Returning to the specific proposal, I still don't understand the specific use case. If you want to apply an algorithm that requires getindex, convert the linear map to a Matrix or SparseMatrixCSC. It will be much more efficient, since at least you will be sure that it will create every column A[:,i] just once, i.e. it will apply the linear map no more than size(A,2) times. If the Matrix is too costly to be created, then the algorithm that you want to apply (e.g. svd, qr, inv) will certainly not work.

If the algorithm that you want to apply does not need an efficient getindex but say, only multiplications with an AbstractVector, then don't restrict the type of the linear map argument. As said above, the type system is not about mathematical structure and there is no common super type for all objects that behave as a linear map. Any user/developer can have his own use case for representing a linear map in a specific way, and if you develop an algorithm that leaves the linear map argument unspecified, it can immediately be combined with that other user's linear map like object that you did not foresee.

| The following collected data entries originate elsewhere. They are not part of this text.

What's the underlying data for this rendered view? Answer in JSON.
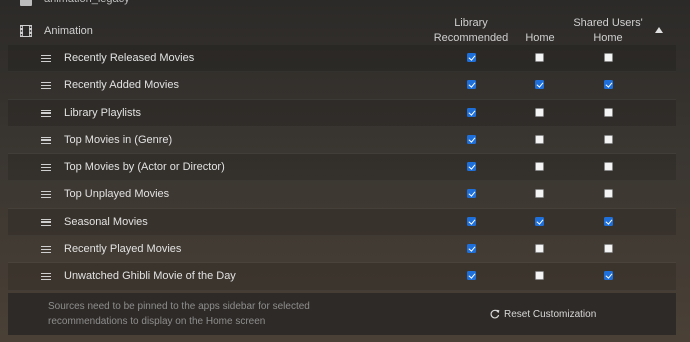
{
  "library": {
    "label": "animation_legacy",
    "icon": "library-icon"
  },
  "section": {
    "title": "Animation",
    "icon": "film-icon"
  },
  "columns": {
    "recommended": {
      "line1": "Library",
      "line2": "Recommended"
    },
    "home": {
      "line1": "",
      "line2": "Home"
    },
    "shared": {
      "line1": "Shared Users'",
      "line2": "Home"
    }
  },
  "rows": [
    {
      "label": "Recently Released Movies",
      "recommended": true,
      "home": false,
      "shared": false
    },
    {
      "label": "Recently Added Movies",
      "recommended": true,
      "home": true,
      "shared": true
    },
    {
      "label": "Library Playlists",
      "recommended": true,
      "home": false,
      "shared": false
    },
    {
      "label": "Top Movies in (Genre)",
      "recommended": true,
      "home": false,
      "shared": false
    },
    {
      "label": "Top Movies by (Actor or Director)",
      "recommended": true,
      "home": false,
      "shared": false
    },
    {
      "label": "Top Unplayed Movies",
      "recommended": true,
      "home": false,
      "shared": false
    },
    {
      "label": "Seasonal Movies",
      "recommended": true,
      "home": true,
      "shared": true
    },
    {
      "label": "Recently Played Movies",
      "recommended": true,
      "home": false,
      "shared": false
    },
    {
      "label": "Unwatched Ghibli Movie of the Day",
      "recommended": true,
      "home": false,
      "shared": true
    }
  ],
  "footer": {
    "note": "Sources need to be pinned to the apps sidebar for selected recommendations to display on the Home screen",
    "reset_label": "Reset Customization",
    "reset_icon": "refresh-icon"
  },
  "colors": {
    "checked": "#1e6fd9",
    "unchecked": "#f4f4f4"
  }
}
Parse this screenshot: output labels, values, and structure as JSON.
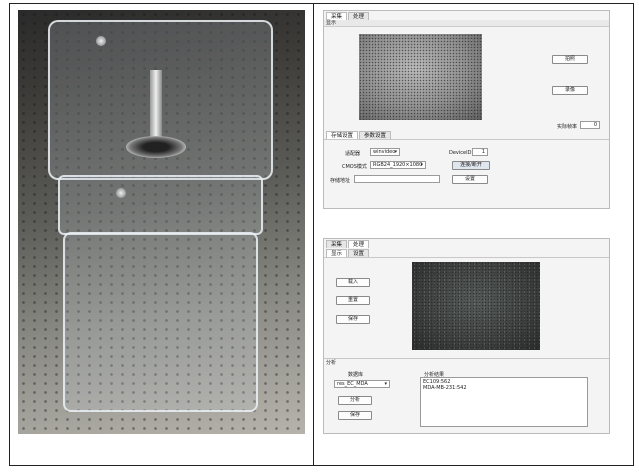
{
  "top_panel": {
    "tabs": [
      "采集",
      "处理"
    ],
    "subbar": "显示",
    "buttons": {
      "capture": "拍照",
      "record": "录像"
    },
    "frame_rate_label": "实际帧率",
    "frame_rate_value": "0",
    "settings_tabs": [
      "存储设置",
      "参数设置"
    ],
    "adapter_label": "适配器",
    "adapter_value": "winvideo",
    "device_label": "DeviceID",
    "device_value": "1",
    "cmos_label": "CMOS模式",
    "cmos_value": "RGB24_1920×1080",
    "connect_button": "连接/断开",
    "storage_label": "存储地址",
    "storage_value": "",
    "settings_button": "设置"
  },
  "bottom_panel": {
    "tabs": [
      "采集",
      "处理"
    ],
    "subtabs": [
      "显示",
      "设置"
    ],
    "buttons": {
      "load": "载入",
      "reset": "重置",
      "save": "保存"
    },
    "analysis_section": "分析",
    "database_label": "数据库",
    "database_value": "res_EC_MDA",
    "analyze_button": "分析",
    "save_button": "保存",
    "results_label": "分析结果",
    "results": [
      "EC109:562",
      "MDA-MB-231:542"
    ]
  }
}
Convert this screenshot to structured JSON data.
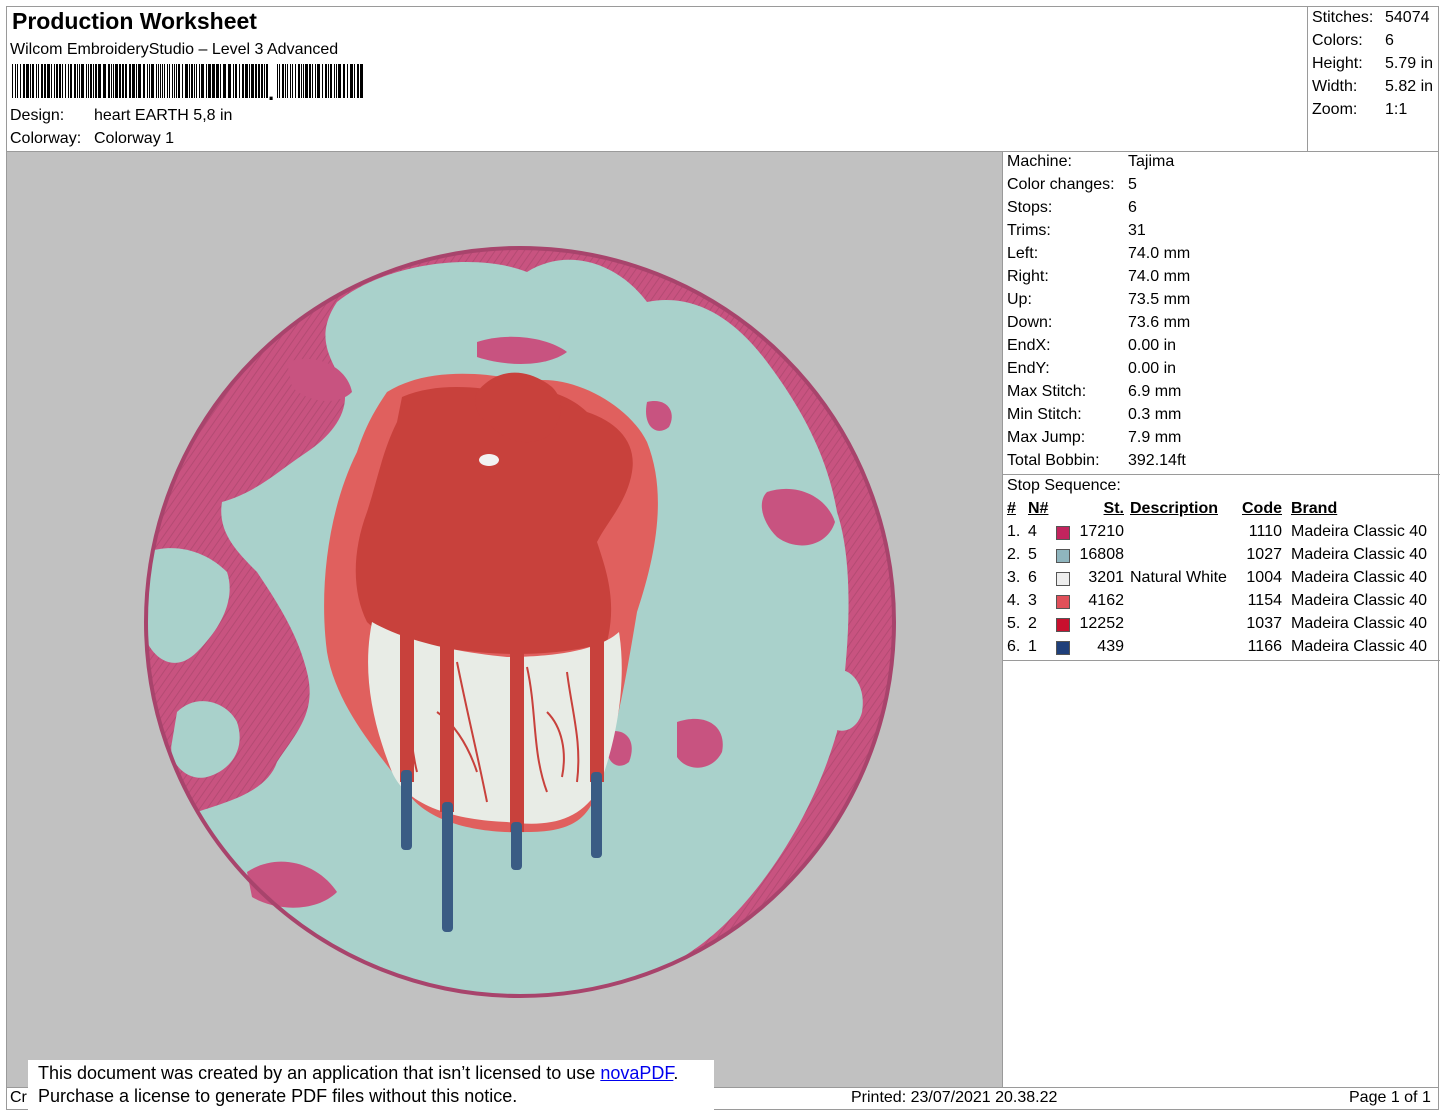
{
  "header": {
    "title": "Production Worksheet",
    "software": "Wilcom EmbroideryStudio – Level 3 Advanced",
    "design_label": "Design:",
    "design_value": "heart EARTH 5,8 in",
    "colorway_label": "Colorway:",
    "colorway_value": "Colorway 1"
  },
  "stats": [
    {
      "label": "Stitches:",
      "value": "54074"
    },
    {
      "label": "Colors:",
      "value": "6"
    },
    {
      "label": "Height:",
      "value": "5.79 in"
    },
    {
      "label": "Width:",
      "value": "5.82 in"
    },
    {
      "label": "Zoom:",
      "value": "1:1"
    }
  ],
  "machine_info": [
    {
      "label": "Machine:",
      "value": "Tajima"
    },
    {
      "label": "Color changes:",
      "value": "5"
    },
    {
      "label": "Stops:",
      "value": "6"
    },
    {
      "label": "Trims:",
      "value": "31"
    },
    {
      "label": "Left:",
      "value": "74.0 mm"
    },
    {
      "label": "Right:",
      "value": "74.0 mm"
    },
    {
      "label": "Up:",
      "value": "73.5 mm"
    },
    {
      "label": "Down:",
      "value": "73.6 mm"
    },
    {
      "label": "EndX:",
      "value": "0.00 in"
    },
    {
      "label": "EndY:",
      "value": "0.00 in"
    },
    {
      "label": "Max Stitch:",
      "value": "6.9 mm"
    },
    {
      "label": "Min Stitch:",
      "value": "0.3 mm"
    },
    {
      "label": "Max Jump:",
      "value": "7.9 mm"
    },
    {
      "label": "Total Bobbin:",
      "value": "392.14ft"
    }
  ],
  "stop_sequence": {
    "title": "Stop Sequence:",
    "headers": {
      "idx": "#",
      "n": "N#",
      "st": "St.",
      "description": "Description",
      "code": "Code",
      "brand": "Brand"
    },
    "rows": [
      {
        "idx": "1.",
        "n": "4",
        "color": "#c2245e",
        "st": "17210",
        "description": "",
        "code": "1110",
        "brand": "Madeira Classic 40"
      },
      {
        "idx": "2.",
        "n": "5",
        "color": "#8fb5be",
        "st": "16808",
        "description": "",
        "code": "1027",
        "brand": "Madeira Classic 40"
      },
      {
        "idx": "3.",
        "n": "6",
        "color": "#eeeeee",
        "st": "3201",
        "description": "Natural White",
        "code": "1004",
        "brand": "Madeira Classic 40"
      },
      {
        "idx": "4.",
        "n": "3",
        "color": "#e0505a",
        "st": "4162",
        "description": "",
        "code": "1154",
        "brand": "Madeira Classic 40"
      },
      {
        "idx": "5.",
        "n": "2",
        "color": "#c8102e",
        "st": "12252",
        "description": "",
        "code": "1037",
        "brand": "Madeira Classic 40"
      },
      {
        "idx": "6.",
        "n": "1",
        "color": "#1f3f7a",
        "st": "439",
        "description": "",
        "code": "1166",
        "brand": "Madeira Classic 40"
      }
    ]
  },
  "footer": {
    "created_prefix": "Cr",
    "printed": "Printed: 23/07/2021 20.38.22",
    "page": "Page 1 of 1"
  },
  "notice": {
    "line1_prefix": "This document was created by an application that isn’t licensed to use ",
    "link_text": "novaPDF",
    "line1_suffix": ".",
    "line2": "Purchase a license to generate PDF files without this notice."
  },
  "colors": {
    "background": "#c1c1c1",
    "pink": "#c85380",
    "teal": "#a9d1cb",
    "heart_red": "#c8413c",
    "heart_light": "#e0605e",
    "white_thread": "#e8ece6",
    "navy": "#3a5c84"
  }
}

Similarly, in Julia, there is no specific supertype for e.g. iterators, because many objects behave as iterators and represent them in various ways. The type hierarchy is often about the specific representation. And all methods that accept iterators just accept any type. It's up to the user not to insert a non-iterable object into a method that expects an iterator. If you do, you will likely get a MethodError that your argument does not support Base.iterate. And likewise, I think it is good to get a MethodError that a linear map does not support getindex. If you want to use an algorithm that really needs getindex, converting to a Matrix should be the way to go.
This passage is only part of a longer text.